Parallel algorithms for MDAnalysis
https://www.mdanalysis.org/pmda/
Other
31 stars 22 forks source link

Error when running `AnalysisFromFunction()` on more processes than frames #147

Open luponzo86 opened 3 years ago

luponzo86 commented 3 years ago

Expected behaviour

Successfully running AnalysisFromFunction() on all available CPUs by setting n_jobs=-1 even for very small trajectories.

Actual behaviour

A Warning is raised:

/srv/home/lponzoni/anaconda3/envs/ifpe/lib/python3.7/site-packages/pmda/parallel.py:360: UserWarning: run() uses more blocks than frames: decrease n_blocks
  warnings.warn("run() uses more blocks than frames: "
/srv/home/lponzoni/anaconda3/envs/ifpe/lib/python3.7/site-packages/numpy/core/_asarray.py:83: VisibleDeprecationWarning: Creating an ndarray from ragged nested sequences (which is a list-or-tuple of lists-or-tuples-or ndarrays with different lengths or shapes) is deprecated.
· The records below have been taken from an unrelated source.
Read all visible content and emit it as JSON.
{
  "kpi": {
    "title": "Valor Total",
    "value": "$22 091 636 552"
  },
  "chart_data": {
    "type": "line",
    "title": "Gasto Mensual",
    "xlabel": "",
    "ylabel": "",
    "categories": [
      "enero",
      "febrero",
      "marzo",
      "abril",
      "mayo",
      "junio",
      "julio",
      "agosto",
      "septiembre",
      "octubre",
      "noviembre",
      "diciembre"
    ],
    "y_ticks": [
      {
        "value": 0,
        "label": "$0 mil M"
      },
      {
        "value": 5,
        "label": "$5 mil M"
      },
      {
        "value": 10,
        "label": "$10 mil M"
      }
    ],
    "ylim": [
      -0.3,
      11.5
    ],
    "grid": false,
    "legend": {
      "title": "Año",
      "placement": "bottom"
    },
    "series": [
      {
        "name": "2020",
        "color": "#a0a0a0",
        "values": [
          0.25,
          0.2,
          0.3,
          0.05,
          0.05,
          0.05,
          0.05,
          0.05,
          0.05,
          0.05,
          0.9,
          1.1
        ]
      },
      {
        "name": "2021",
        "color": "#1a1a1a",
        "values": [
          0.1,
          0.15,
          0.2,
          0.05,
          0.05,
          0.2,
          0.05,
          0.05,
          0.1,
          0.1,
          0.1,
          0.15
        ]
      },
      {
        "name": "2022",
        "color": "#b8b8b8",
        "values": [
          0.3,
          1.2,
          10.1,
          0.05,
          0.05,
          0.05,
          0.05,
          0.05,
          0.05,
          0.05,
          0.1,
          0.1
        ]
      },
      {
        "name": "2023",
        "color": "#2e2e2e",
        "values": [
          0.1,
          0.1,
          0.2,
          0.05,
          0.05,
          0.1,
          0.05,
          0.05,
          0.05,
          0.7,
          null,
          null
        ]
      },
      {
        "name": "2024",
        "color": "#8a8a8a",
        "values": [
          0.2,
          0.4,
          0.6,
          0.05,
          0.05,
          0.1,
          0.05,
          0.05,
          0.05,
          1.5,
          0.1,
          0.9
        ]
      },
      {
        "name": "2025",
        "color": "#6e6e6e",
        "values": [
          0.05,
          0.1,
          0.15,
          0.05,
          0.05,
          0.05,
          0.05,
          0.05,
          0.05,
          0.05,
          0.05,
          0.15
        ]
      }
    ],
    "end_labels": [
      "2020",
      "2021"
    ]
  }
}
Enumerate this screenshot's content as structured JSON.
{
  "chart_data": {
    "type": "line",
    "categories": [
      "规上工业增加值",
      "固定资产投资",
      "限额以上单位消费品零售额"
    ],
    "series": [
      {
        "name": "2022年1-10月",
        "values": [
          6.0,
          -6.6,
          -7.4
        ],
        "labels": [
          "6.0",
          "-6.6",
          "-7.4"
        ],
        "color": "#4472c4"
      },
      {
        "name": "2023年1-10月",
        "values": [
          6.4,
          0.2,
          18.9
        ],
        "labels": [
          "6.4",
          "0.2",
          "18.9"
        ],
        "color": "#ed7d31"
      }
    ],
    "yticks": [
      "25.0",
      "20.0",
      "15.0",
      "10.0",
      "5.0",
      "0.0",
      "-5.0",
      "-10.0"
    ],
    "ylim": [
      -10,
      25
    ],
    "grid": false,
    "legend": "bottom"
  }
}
If you meant to do this, you must specify 'dtype=object' when creating the ndarray
  return array(a, dtype, copy=False, order=order)

but the code runs anyway until an error is thrown:


---------------------------------------------------------------------------
ValueError                                Traceback (most recent call last)

<omissis>

/srv/home/lponzoni/anaconda3/envs/ifpe/lib/python3.7/site-packages/pmda/parallel.py in run(self, start, stop, step, n_jobs, n_blocks)
    398                 # save the frame numbers for all blocks
    399                 self._blocks = _blocks
--> 400                 self._conclude()
    401         # put all time information into the timing object
    402         self.timing = Timing(

/srv/home/lponzoni/anaconda3/envs/ifpe/lib/python3.7/site-packages/pmda/custom.py in _conclude(self)
    101 
    102     def _conclude(self):
--> 103         self.results = np.concatenate(self._results)
    104 
    105 

<__array_function__ internals> in concatenate(*args, **kwargs)
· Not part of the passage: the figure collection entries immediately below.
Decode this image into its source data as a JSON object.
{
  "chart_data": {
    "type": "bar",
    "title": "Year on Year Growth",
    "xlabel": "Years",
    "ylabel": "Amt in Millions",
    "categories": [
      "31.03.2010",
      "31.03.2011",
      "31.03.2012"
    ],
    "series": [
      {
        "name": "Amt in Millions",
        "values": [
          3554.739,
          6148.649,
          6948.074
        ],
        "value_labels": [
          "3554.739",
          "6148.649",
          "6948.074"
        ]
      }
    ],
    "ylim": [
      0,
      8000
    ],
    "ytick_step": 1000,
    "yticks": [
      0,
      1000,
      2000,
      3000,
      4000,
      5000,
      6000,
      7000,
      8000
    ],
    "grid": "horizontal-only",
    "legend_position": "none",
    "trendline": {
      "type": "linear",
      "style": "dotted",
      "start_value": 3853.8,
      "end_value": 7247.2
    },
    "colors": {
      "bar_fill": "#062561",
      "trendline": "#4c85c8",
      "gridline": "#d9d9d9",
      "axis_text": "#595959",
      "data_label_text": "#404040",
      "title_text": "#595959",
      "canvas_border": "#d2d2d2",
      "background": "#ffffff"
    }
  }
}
ValueError: all the input arrays must have same number of dimensions, but the array at index 0 has 2 dimension(s) and the array at index 10 has 1 dimension(s)
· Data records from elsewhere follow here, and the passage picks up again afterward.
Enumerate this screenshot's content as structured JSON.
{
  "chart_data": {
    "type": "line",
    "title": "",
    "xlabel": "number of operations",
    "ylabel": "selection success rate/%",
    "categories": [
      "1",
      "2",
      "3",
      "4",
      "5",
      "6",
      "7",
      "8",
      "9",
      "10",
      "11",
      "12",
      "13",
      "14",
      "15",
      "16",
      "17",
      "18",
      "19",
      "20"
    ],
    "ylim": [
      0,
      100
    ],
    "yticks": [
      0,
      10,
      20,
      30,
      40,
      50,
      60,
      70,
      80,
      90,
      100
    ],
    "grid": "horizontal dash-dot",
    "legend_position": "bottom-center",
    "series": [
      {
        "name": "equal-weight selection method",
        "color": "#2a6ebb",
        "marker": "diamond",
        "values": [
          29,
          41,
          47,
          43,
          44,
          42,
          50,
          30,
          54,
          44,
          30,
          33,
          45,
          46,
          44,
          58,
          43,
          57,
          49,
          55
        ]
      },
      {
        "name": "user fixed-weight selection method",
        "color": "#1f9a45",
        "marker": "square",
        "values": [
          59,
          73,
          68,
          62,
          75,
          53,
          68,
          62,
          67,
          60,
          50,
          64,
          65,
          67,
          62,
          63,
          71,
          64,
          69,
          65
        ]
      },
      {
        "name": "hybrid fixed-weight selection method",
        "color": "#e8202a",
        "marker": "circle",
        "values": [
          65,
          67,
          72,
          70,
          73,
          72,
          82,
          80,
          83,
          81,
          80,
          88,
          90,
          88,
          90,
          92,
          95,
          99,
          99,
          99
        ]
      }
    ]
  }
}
Code to reproduce the behaviour

I could not find MDs to run an example on (I had problems installing MDAnalysisTests, see issue #3084) but it basically happens when AnalysisFromFunction() is run on a trajectory with n frames and n_jobs is set to a value greater than n, or n_jobs = -1

This is not a big deal, but it was hard to debug and I wanted to report it.

Currently version of MDAnalysis: 1.0.0

pmda version: 0.3.0

luponzo86 commented 3 years ago

A quick fix would be to add the following check:

    # import trajectory
    u = mda.Universe(pdb_file, traj_file)

    # set number of parallel processes
    if n_jobs == -1:
        n_jobs = len(os.sched_getaffinity(0))
    # make sure that n_jobs is not greater than the actual number of frames
    n_total_frames = len(u.trajectory)
    n_actual_frames = len(range(
        start if start else 0,
        min(n_total_frames, stop) if stop else n_total_frames,
        step if step else 1))
    n_jobs = min(n_jobs, n_actual_frames)
orbeckst commented 3 years ago

Thank you.

orbeckst commented 3 years ago

@luponzo86 you could create a pull request with your check. We would review, guide you in adding tests, and you'd become an author of PMDA.

Development on PMDA is currently pretty slow because everybody is doing many other things (and in particular, there's a lot of work on MDAnalysis itself). Any help is greatly appreciated.